These are my thought on this proposal. In general I am against filtering at the ISP level. The exception to this would be if it is an 'opt-in' approach that parents/guardians etc could take up as they wanted. I consider parental responsibility to be important. More so than the government trying to jam internet censorship down people's throats. I support the previous policy of John Howard to provide free filtering software with support to any Australian that wanted it.
To me the original proposal, and the lack of transparency is totally unacceptable.
Yesterday afternoon, the Office of Communications Minister Stephen Conroy issued a statement noting that it was the Government’s aim that as many of the accountability and transparency measures as possible (“those that can apply without the passing of legislation”) would be available to the ISPs to incorporate into their voluntary processes. “We are still working through the details of the voluntary arrangements with the ISPs and details have not yet been finalised,” the statement added.
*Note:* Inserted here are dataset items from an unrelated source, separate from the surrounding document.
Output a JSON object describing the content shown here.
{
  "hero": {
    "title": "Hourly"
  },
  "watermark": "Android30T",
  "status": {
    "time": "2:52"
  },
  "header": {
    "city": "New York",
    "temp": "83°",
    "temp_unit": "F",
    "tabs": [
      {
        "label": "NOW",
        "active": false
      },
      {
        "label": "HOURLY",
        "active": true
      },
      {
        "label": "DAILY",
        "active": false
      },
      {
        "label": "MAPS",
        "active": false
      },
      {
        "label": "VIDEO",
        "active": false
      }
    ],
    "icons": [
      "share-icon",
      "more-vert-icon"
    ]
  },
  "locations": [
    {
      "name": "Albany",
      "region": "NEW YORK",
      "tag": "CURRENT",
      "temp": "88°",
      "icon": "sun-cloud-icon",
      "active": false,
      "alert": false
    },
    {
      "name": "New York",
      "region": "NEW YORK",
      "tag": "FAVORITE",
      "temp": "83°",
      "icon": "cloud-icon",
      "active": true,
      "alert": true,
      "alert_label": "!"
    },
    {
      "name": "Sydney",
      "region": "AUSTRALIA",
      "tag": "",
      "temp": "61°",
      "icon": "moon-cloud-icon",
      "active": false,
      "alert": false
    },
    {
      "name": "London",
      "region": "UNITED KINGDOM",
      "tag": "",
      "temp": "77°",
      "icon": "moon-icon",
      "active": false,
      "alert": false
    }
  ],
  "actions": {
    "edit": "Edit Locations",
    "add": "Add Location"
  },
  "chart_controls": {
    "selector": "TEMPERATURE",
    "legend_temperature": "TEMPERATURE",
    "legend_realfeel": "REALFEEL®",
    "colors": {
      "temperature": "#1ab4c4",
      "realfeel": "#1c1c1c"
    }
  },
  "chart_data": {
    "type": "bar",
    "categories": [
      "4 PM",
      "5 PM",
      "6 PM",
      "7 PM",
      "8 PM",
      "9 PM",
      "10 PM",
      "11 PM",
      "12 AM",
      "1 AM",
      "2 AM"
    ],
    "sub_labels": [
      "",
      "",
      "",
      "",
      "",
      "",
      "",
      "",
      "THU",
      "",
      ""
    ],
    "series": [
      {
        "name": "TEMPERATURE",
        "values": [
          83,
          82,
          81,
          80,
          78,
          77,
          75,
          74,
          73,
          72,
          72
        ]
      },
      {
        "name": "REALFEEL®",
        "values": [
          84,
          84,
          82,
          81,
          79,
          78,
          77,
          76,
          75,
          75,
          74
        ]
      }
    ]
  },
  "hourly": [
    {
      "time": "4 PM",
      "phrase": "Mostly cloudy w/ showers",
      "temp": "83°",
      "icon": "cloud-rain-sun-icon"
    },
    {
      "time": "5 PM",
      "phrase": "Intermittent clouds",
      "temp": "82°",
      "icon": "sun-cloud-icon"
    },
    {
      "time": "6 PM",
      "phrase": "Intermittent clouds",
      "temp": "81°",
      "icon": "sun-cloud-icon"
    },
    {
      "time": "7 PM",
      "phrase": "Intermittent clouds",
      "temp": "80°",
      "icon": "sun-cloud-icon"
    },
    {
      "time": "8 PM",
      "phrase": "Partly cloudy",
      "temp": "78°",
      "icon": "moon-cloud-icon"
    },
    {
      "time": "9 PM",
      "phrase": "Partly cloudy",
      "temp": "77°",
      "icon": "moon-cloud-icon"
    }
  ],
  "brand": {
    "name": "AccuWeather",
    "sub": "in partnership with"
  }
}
That simply isn't good enough.
The Interpol list which Telstra is examining is believed to have been in use for a number of years, with telcos such as BT, O2 and Virgin having blocked addresses on it from reaching customers for some time.
For a site to get onto the list, it is believed that law enforcement agencies in at least two separate jurisdictions have to validate the entry and being illegal and not just objectivable. In addition, the age of children depicted through content on the sites must be younger than 13 years of age, or perceived to be less than 13.
Furthermore, there must be evidence of severe abuse in the content of the site, and the domain must have been active within the past three months. The list is centrally maintained by Interpol itself rather than the Australian Federal Police — although the AFP has access to the list.
These measures, OTOH, sound a lot better. There are some elements of transparency, and a lot of safeguards to ensure that only child pornography is on the list. Most important of all is that 'child pornography' is properly and clearly defined. That is opposed to simply 'child abuse material', it can't get much more vague than that.
I retain my position of being against mandatory-for-the-customer ISP level filtering. However, I do feel that this Interpol blacklist idea is wholly superior to what Conroy is trying to get ISPs to implement.